For online training algorithms, the training samples will be unbounded streams of data. The corresponding iteration body should ingest these unbounded streams of data, read each value in each stream once, and update machine learning model repeatedly in near real-time. The iteration will never terminate in this case. The algorithm should be executed as a streaming job.

For offline training algorithms, the training samples will be bounded streams of data. The corresponding iteration body should read these bounded data streams for arbitrary number of rounds and update machine learning model repeatedly until a termination criteria is met (e.g. a given number of rounds is reached or the model has converged). The algorithm should be executed as a batch job.

2) Algorithms (either online or offline) have different needs of how their parallel subtasks.

In the sync mode, parallel subtasks, which execute the iteration body, update the model variables in a coordinated manner. There exists global epoch epochs, such that all subtasks read the shared model variables at the beginning of an epoch, calculate variable updates based on the fetched variable values, and write updates of the variable values at the end of this epoch.
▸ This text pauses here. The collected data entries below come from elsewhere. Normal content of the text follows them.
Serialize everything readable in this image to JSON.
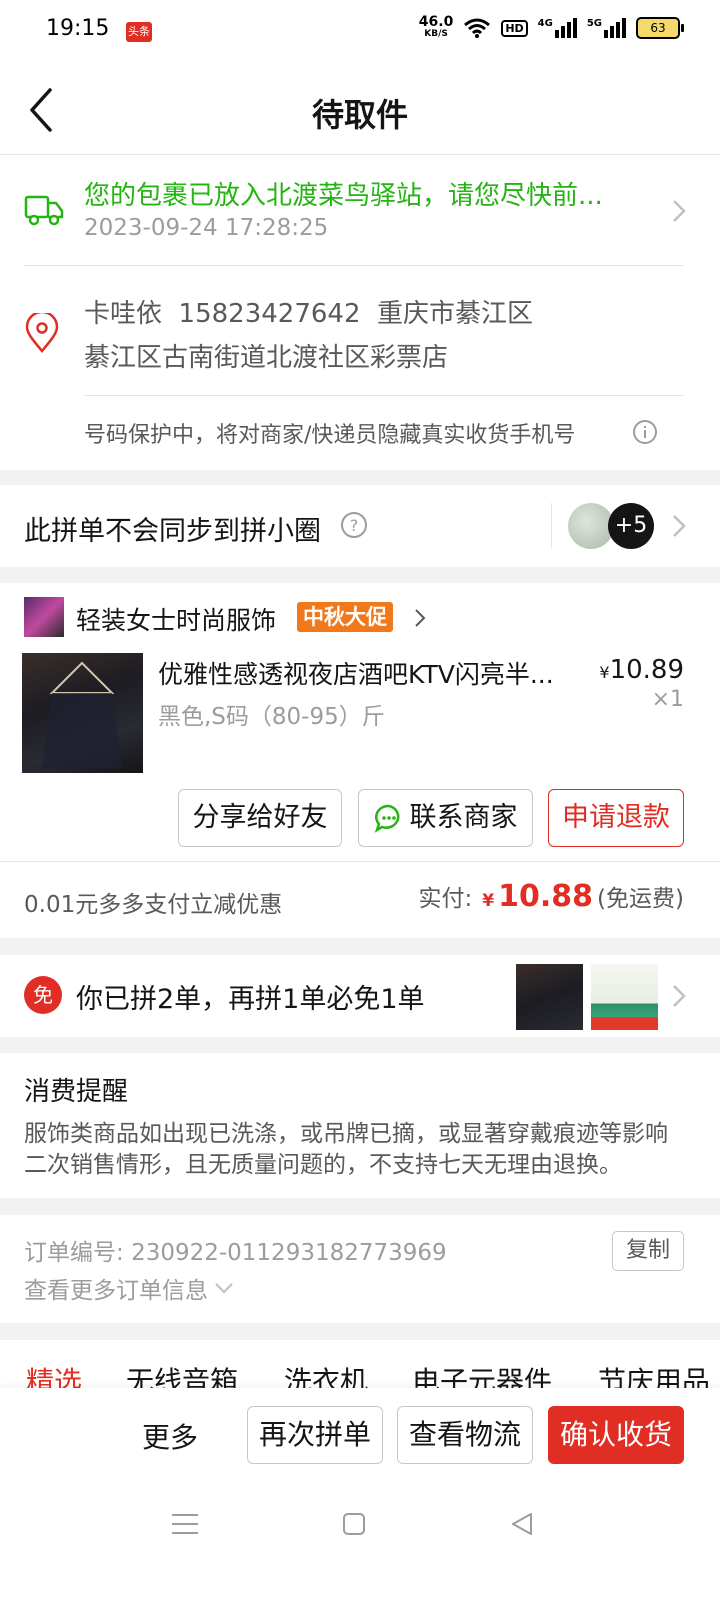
{
  "status_bar": {
    "time": "19:15",
    "app_badge": "头条",
    "net_speed_value": "46.0",
    "net_speed_unit": "KB/S",
    "hd": "HD",
    "sig1": "4G",
    "sig2": "5G",
    "battery": "63"
  },
  "header": {
    "title": "待取件"
  },
  "logistics": {
    "message": "您的包裹已放入北渡菜鸟驿站，请您尽快前...",
    "time": "2023-09-24 17:28:25"
  },
  "address": {
    "name": "卡哇依",
    "phone": "15823427642",
    "region": "重庆市綦江区",
    "detail": "綦江区古南街道北渡社区彩票店",
    "privacy_note": "号码保护中，将对商家/快递员隐藏真实收货手机号"
  },
  "circle": {
    "text": "此拼单不会同步到拼小圈",
    "count": "+5"
  },
  "order": {
    "store_name": "轻装女士时尚服饰",
    "promo_tag": "中秋大促",
    "product_title": "优雅性感透视夜店酒吧KTV闪亮半...",
    "product_spec": "黑色,S码（80-95）斤",
    "currency": "¥",
    "price": "10.89",
    "quantity": "×1",
    "btn_share": "分享给好友",
    "btn_contact": "联系商家",
    "btn_refund": "申请退款",
    "discount_note": "0.01元多多支付立减优惠",
    "paid_label": "实付:",
    "paid_amount": "10.88",
    "shipping": "(免运费)"
  },
  "free_order": {
    "badge": "免",
    "text": "你已拼2单，再拼1单必免1单"
  },
  "reminder": {
    "title": "消费提醒",
    "body": "服饰类商品如出现已洗涤，或吊牌已摘，或显著穿戴痕迹等影响二次销售情形，且无质量问题的，不支持七天无理由退换。"
  },
  "order_info": {
    "label": "订单编号:",
    "number": "230922-011293182773969",
    "copy": "复制",
    "more": "查看更多订单信息"
  },
  "categories": [
    "精选",
    "无线音箱",
    "洗衣机",
    "电子元器件",
    "节庆用品"
  ],
  "bottom_actions": {
    "more": "更多",
    "reorder": "再次拼单",
    "logistics": "查看物流",
    "confirm": "确认收货"
  },
  "colors": {
    "brand_red": "#e02e24",
    "success_green": "#25b513",
    "promo_orange": "#f2791b"
  }
}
In the async mode, each parallel subtask, which execute the iteration body, could read/update the shared model variables without waiting for variable updates from other subtask. For example, a subtask could have updated model variables 10 times when another subtask has updated model variables only 3 times.

The sync mode is useful when an algorithm should be executed in a deterministic way to achieve best possible accuracy, and the straggler issue (i.e. there is subtask which is considerably slower than others) does not cause slow down the algorithm execution too much. In comparison, the async mode is useful for algorithms which want to be parallelized and executed across many subtasks as fast as possible, without worrying about performance issue caused by stragglers, at the possible cost of reduced accuracy.

3) An algorithm may have additional requirements in how much data should be consumed each time before a subtask can update variables. There are two categories of choices here:

Per-batch variable update: The algorithm wants to update variables every time an arbitrary subset of the user-provided data streams (either bounded or unbounded) is processed.

Per-round variable update: The algorithm wants to update variables every time all data of the user-provided bounded data streams is processed.